En dan wordt dat districtenstelsel verdedigd.

Terwijl er terecht wordt opgemerkt:

Volgens ons is het juist de onnatuurlijke eenvormigheid die de kiezer van de politiek doet vervreemden.

Pas na het doorknippen van het verband tussen politieke partijen en het bestuur trek je echt fundamenteel het kleedje uit onder de fractiediscipline. Regeren met wisselende minderheden is dan immers de norm. Daarover schrijven van der Ham c.s. ook terecht:

Tijdens de vorige kabinetsperiode ontbrak in de Eerste Kamer een meerderheid voor de regering. Dat had tot gevolg dat ook oppositiepartijen bij het beleid werden betrokken, en het parlement opbloeide. Niettemin werd deze optie tijdens de afgelopen kabinetsformatie als ‘onwenselijk’ bestempeld.

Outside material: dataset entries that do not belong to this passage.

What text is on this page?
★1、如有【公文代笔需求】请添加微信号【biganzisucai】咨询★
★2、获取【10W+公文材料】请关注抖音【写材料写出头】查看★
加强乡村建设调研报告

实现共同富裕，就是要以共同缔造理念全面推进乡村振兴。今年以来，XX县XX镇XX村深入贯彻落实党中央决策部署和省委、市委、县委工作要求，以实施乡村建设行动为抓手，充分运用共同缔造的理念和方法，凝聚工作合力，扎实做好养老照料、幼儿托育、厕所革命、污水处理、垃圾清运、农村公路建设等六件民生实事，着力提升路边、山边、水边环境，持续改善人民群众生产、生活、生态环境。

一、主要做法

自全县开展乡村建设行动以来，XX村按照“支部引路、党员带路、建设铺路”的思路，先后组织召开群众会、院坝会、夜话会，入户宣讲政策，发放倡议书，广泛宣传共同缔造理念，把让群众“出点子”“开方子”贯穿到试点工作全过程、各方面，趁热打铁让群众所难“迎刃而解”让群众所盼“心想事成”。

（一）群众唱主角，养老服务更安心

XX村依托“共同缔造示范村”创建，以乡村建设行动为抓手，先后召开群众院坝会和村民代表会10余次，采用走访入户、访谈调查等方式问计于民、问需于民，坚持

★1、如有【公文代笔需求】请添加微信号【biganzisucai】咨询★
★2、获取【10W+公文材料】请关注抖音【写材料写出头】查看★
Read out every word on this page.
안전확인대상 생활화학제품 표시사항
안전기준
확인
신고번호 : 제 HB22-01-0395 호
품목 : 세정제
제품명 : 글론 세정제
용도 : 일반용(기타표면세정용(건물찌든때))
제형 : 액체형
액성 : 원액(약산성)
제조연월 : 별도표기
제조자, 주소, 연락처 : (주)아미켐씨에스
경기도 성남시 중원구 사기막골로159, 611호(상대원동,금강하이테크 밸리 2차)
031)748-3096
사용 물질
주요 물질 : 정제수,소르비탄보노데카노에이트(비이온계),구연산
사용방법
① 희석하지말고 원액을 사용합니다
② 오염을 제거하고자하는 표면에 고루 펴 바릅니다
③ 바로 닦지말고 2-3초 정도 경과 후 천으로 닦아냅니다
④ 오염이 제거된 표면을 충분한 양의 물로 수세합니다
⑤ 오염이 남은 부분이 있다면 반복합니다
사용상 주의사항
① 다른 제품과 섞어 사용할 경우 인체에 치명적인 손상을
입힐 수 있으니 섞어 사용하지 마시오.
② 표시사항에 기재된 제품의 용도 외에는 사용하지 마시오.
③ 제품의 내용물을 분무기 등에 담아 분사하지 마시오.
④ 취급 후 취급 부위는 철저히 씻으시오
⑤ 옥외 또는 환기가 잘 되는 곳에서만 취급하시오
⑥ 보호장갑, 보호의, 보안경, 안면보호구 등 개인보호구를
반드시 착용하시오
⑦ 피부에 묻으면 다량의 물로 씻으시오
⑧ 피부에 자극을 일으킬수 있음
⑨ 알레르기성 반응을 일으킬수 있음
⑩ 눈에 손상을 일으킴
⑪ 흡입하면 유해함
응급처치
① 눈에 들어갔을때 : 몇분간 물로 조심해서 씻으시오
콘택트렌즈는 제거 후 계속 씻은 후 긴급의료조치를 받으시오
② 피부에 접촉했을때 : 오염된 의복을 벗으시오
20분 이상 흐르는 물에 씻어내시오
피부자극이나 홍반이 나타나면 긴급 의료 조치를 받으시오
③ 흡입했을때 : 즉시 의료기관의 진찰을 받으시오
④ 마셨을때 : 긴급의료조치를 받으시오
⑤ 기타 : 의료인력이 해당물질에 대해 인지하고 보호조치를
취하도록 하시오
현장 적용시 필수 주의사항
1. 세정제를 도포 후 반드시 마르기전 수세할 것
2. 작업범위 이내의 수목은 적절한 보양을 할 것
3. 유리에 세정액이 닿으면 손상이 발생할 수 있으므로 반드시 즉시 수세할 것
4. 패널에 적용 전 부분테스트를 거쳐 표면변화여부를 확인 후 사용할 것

Zie ook mijn bijdrage aan ‘Opfrissing!’ in de vorige blogposting.

Kamerleden hadden minder vaak baan buiten politiek

In het Financieel Dagblad van 9 mei 2017, pagina 8, betoogt parlementair historicus Bert van den Braak van het Parlementair Documentatiecentrum in Leiden dat Kamerleden voornamelijk uit de eigen politieke partij komen.

Nieuw Kamerlid komt toch nog vaak uit het ‘ons-kent-ons-circuit’

Het ideaal is natuurlijk dat gewone burgers eventjes hun burgerplicht doen en ongeveer 60.000 burgers vertegenwoordigt in het parlement. Daarna weer terug naar en verder met je gewone leven. Helaas, dat is steeds minder het geval.

Zo krijg je een politieke kaste waar burgers zich ook makkelijker tegen af kunnen zetten omdat ze een beroepsgroep vormen. Doordat ze zich richten op de eigen partij voor hun carrière ligt daar ook hun loyaliteit.

En doordat dit soort werk zich afspeelt in Den Haag komen ze natuurlijk ook voornamelijk uit de Randstad. Het is lastig om een bekende in de partij te zijn als je altijd uren reistijd naar het noorden, oosten of zuiden hebt te maken

. Omdat al dat partijwerk vaak in de avonduren en de weekends gebeurt, moet je wel een ondersteunende partner hebben die dat mogelijk maakt. Dat bevoordeelt mannen en kinderlozen in de praktijk weer natuurlijk. Ook niet goed voor de representativiteit. Strategisch carrière maken binnen de partij is natuurlijk ook typisch iets voor hoger opgeleiden. Jezelf kandidaat stellen uit inhoudelijke betrokkenheid met een onderwerp is dat veel minder. Dat kan elke burger wel. Maar die maakt weinig kans om te overleven binnen de partij…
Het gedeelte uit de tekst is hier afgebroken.